Revealing Asset Quality: Liquidity Signaling and Optimal Stress Tests
In my first chapter, I present a model in which sellers can signal the quality of an asset both by retaining a fraction of the asset and by choosing the liquidity of the market in which they search for buyers. Although these signals may seem interchangeable, I present two settings which show they are not. In the first setting, sellers have private information regarding only asset quality, and I show that liquidity dominates retention as a signal in equilibrium. In the second setting, both asset quality and seller impatience are privately known, and I show that both retention and liquidity operate simultaneously to fully separate the two dimensions of private information. Contrary to received theory, the fully separating equilibrium of the second setting may contain regions where market liquidity is increasing in asset quality. Finally, I show that if sellers design an asset-backed security before receiving private information regarding its quality, then the optimality of standard debt is robust to the paper's various settings.

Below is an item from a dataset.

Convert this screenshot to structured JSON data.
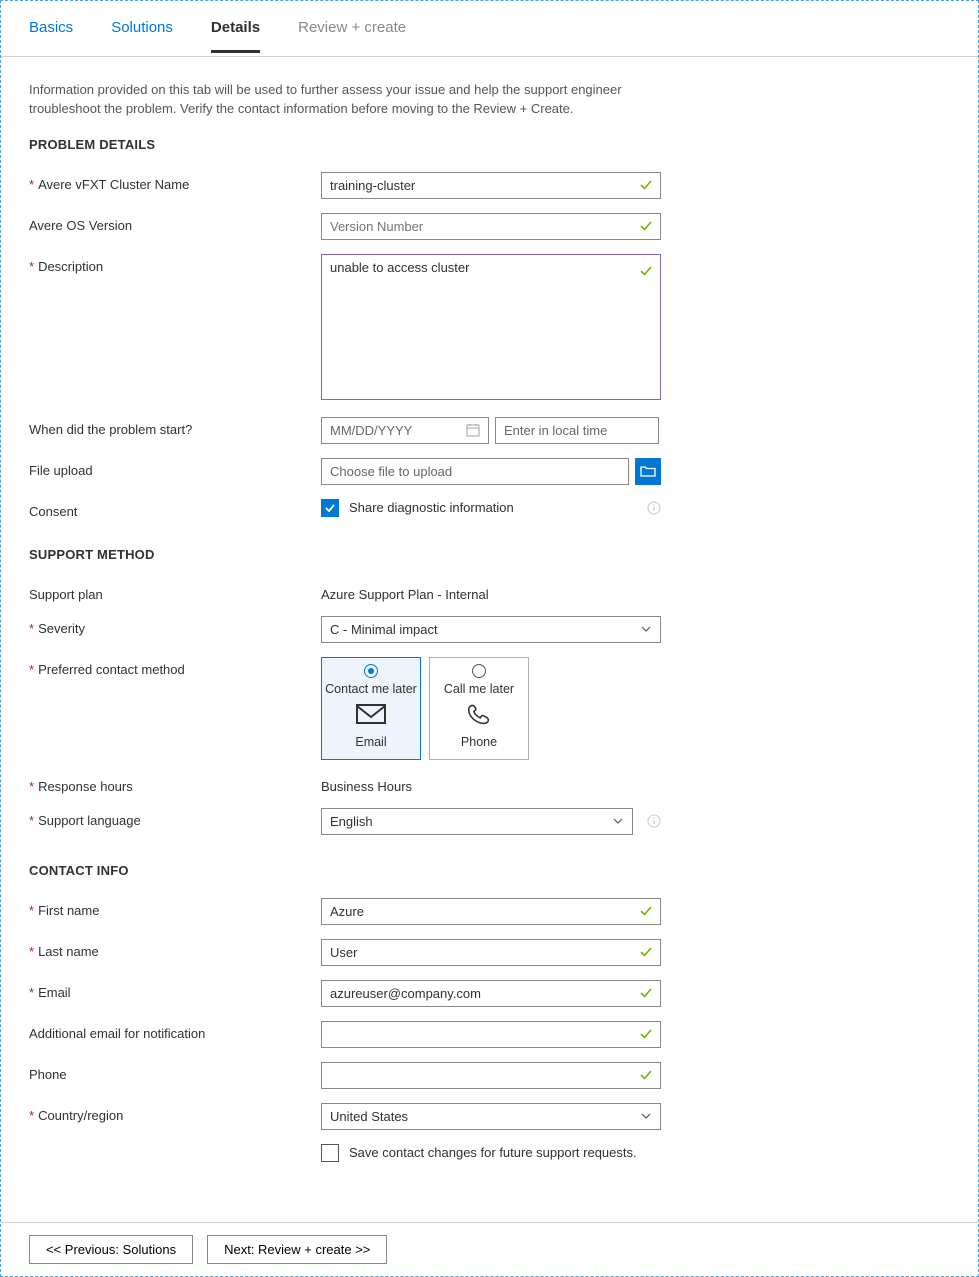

In my second chapter, I explore the question of how informative bank stress tests should be. I use Bayesian persuasion to formalize stress tests and show that regulators can reduce the likelihood of a bank run by performing tests which are only partially informative. Optimal stress tests give just enough failing grades to keep passing grades credible enough to avoid runs. The worse the state of the banking system, the more stringent stress tests must be to prevent runs. I find that optimal stress tests, by reducing the probability of runs, reduce the optimal level of banks' capital cushions. I also examine the impact of anticipated stress tests on banks' ex ante incentive to invest in risky versus safe assets.